Amizade não era uma coisa que Ludovico conhecesse bem, muito menos fosse íntimo.
Caboclo velho, nascido e criado nos cafundós da Bahia, desde cedo se habituara que a vida era dura e cruel, e não havia tempo a perder.
Sua mãe, que Deus a tenha, morreu de parto do último filho que, assim como ela também se embrenhou pelo mundo dos mortos.
– Melhor assim. – disse seu pai se referindo ao pequeno pedaço de carne estendido ao lado da mãe. – Ia dá trabalho mesmo cuidar sozinho de mais uma boca.
Apenas isso, sem tristeza pelas perdas, sem choro. Pegou a garrafa de pinga e a secou pelo longo da tarde rasteira que findava já no horizonte.

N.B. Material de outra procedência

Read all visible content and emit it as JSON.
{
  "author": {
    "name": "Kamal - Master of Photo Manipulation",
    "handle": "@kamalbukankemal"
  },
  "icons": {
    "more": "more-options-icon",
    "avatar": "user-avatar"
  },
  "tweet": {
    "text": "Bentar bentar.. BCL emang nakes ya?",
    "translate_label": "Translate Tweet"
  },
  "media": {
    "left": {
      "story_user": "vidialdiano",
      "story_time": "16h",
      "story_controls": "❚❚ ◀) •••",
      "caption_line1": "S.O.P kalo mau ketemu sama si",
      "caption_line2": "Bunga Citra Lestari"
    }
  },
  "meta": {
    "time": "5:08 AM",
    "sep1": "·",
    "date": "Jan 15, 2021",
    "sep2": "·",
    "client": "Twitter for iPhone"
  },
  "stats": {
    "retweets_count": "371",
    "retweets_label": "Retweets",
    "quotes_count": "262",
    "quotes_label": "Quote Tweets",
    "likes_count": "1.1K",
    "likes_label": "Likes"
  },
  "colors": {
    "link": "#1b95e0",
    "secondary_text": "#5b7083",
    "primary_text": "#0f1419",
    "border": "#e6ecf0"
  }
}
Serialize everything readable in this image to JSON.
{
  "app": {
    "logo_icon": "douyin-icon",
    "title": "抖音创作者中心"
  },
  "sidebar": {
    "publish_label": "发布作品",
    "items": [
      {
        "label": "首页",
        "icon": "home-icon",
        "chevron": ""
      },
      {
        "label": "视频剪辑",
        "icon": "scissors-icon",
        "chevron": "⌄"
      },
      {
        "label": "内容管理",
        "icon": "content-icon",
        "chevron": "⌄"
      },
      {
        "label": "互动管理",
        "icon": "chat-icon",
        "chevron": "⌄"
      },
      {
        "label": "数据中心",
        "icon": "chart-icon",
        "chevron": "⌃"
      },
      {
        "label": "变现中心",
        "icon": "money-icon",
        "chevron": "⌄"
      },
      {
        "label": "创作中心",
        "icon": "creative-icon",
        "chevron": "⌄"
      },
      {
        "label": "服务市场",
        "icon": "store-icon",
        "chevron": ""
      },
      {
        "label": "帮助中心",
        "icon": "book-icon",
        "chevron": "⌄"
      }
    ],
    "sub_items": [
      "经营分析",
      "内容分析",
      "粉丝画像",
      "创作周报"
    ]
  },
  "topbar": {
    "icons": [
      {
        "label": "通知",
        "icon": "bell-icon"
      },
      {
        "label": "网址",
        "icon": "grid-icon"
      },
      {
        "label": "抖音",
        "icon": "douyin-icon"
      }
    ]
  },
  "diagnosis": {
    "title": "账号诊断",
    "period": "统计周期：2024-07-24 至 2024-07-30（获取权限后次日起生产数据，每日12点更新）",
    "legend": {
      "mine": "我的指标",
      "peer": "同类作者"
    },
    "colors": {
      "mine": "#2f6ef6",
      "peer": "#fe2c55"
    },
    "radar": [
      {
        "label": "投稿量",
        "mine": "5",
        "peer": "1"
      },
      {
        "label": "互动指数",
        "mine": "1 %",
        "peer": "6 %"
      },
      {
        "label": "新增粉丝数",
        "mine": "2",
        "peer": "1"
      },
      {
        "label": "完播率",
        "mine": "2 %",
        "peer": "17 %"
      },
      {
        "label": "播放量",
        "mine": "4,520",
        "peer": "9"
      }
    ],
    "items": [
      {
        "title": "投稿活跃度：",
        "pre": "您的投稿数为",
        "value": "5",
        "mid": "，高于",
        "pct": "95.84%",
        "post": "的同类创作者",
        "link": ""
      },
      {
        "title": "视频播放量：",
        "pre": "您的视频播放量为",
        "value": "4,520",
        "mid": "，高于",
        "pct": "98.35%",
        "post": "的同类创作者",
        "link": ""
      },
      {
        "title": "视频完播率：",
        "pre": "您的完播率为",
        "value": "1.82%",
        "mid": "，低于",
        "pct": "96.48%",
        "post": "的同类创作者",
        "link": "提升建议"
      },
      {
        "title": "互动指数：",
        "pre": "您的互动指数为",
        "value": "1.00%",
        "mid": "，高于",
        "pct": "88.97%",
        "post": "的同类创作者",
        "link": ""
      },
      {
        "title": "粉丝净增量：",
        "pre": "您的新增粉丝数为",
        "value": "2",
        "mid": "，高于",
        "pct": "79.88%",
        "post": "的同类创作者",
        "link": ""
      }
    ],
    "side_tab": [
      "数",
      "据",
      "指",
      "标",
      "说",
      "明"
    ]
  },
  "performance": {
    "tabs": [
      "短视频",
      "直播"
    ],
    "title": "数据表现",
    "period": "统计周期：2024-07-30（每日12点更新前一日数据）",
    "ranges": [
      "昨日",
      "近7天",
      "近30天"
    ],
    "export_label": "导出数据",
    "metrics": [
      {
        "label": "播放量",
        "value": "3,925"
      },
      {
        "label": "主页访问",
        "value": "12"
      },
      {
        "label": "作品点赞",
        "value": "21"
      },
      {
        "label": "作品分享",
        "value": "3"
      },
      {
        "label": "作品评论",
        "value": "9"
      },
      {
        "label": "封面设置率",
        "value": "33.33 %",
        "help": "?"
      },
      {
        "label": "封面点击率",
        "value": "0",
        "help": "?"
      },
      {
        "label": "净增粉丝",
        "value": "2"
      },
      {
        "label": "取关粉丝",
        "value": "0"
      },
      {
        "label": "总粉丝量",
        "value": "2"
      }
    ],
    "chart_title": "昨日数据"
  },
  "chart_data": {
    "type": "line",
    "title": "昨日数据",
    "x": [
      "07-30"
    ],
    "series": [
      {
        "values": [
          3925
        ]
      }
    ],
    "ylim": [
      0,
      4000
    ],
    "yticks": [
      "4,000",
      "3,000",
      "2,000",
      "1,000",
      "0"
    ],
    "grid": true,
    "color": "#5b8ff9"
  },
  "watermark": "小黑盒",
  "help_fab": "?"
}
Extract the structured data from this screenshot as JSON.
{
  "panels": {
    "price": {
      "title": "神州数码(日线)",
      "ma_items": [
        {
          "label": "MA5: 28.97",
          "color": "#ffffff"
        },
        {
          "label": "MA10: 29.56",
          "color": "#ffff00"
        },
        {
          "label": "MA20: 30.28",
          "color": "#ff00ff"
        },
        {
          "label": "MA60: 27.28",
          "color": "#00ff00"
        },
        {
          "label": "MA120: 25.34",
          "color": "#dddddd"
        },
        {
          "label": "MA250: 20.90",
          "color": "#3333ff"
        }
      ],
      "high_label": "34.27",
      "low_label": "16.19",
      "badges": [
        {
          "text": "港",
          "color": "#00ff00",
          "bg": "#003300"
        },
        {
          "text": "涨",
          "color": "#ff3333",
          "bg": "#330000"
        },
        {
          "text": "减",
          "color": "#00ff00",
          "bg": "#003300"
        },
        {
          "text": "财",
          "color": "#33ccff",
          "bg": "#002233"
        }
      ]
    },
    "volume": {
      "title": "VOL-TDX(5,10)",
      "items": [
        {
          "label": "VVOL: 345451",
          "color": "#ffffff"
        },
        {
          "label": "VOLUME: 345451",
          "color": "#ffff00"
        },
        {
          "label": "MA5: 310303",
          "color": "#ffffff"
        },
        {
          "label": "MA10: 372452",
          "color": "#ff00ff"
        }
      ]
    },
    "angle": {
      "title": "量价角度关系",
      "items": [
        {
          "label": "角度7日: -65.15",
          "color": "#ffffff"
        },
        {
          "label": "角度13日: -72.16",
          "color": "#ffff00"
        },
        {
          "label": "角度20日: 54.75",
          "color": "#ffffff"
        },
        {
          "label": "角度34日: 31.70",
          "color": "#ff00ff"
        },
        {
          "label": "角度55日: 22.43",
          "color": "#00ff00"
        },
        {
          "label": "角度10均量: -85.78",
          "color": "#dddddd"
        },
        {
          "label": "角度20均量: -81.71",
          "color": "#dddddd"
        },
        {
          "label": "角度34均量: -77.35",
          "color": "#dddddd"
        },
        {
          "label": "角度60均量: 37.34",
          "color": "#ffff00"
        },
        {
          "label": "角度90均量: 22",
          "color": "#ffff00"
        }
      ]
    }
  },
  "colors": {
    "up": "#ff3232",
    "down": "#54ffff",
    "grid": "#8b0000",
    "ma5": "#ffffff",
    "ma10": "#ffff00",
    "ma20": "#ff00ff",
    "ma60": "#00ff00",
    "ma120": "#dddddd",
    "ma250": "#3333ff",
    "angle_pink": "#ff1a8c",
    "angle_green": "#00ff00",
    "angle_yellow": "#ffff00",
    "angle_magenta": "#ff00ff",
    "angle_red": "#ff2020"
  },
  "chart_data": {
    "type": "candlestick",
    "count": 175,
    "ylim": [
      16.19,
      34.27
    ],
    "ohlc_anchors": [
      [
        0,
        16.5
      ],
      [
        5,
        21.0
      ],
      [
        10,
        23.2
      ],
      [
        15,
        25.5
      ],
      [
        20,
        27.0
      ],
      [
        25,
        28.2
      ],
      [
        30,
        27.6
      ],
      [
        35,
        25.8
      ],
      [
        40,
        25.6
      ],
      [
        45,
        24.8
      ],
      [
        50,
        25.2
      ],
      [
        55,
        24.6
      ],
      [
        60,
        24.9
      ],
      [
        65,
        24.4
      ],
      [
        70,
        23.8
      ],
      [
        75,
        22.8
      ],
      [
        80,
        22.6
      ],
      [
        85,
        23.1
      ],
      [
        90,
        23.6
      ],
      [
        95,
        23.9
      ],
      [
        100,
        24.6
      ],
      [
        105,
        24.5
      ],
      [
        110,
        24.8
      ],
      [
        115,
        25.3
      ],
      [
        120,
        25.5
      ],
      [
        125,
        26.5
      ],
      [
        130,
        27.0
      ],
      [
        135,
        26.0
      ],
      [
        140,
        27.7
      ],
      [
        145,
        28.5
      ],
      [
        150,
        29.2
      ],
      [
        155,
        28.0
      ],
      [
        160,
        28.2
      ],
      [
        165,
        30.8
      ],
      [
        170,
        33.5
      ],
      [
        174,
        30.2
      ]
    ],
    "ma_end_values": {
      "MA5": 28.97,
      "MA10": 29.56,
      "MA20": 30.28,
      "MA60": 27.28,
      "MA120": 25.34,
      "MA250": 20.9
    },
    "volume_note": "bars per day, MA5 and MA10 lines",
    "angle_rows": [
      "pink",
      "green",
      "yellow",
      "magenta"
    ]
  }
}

Montando no velho pangaré já de couro gasto, rumou para a cidade pra comprar mais bebida, deixando os filhos com a mãe recém morta pela noite adentro. No outro dia cedinho, cheirando a pinga, chegou com uma mulher.
– Essa ai vai ajudar a cuidar da casa. – disse o pai referindo-se a tal que estava rebocada de cores na cara, e cheirava a fumo e prostituição, o que mais tarde ficou comprovado pelo menino.
À noitinha Ludovico entendeu que tipo de cuidado a tal daria, pela festança que vinha do quarto do pai, na cama recém servida de esquife.
A dor que sentia pela falta da mãe só não era maior que a do corpo após passar os dias todos na roça, de sol a sol, com a enxada a trabalhar. Trabalho duro para um menino de doze anos, que acordava antes do sol dar o ar da graça e só vinha embora quando este, já dorminhoco, começava a se esconder por detrás dos montes.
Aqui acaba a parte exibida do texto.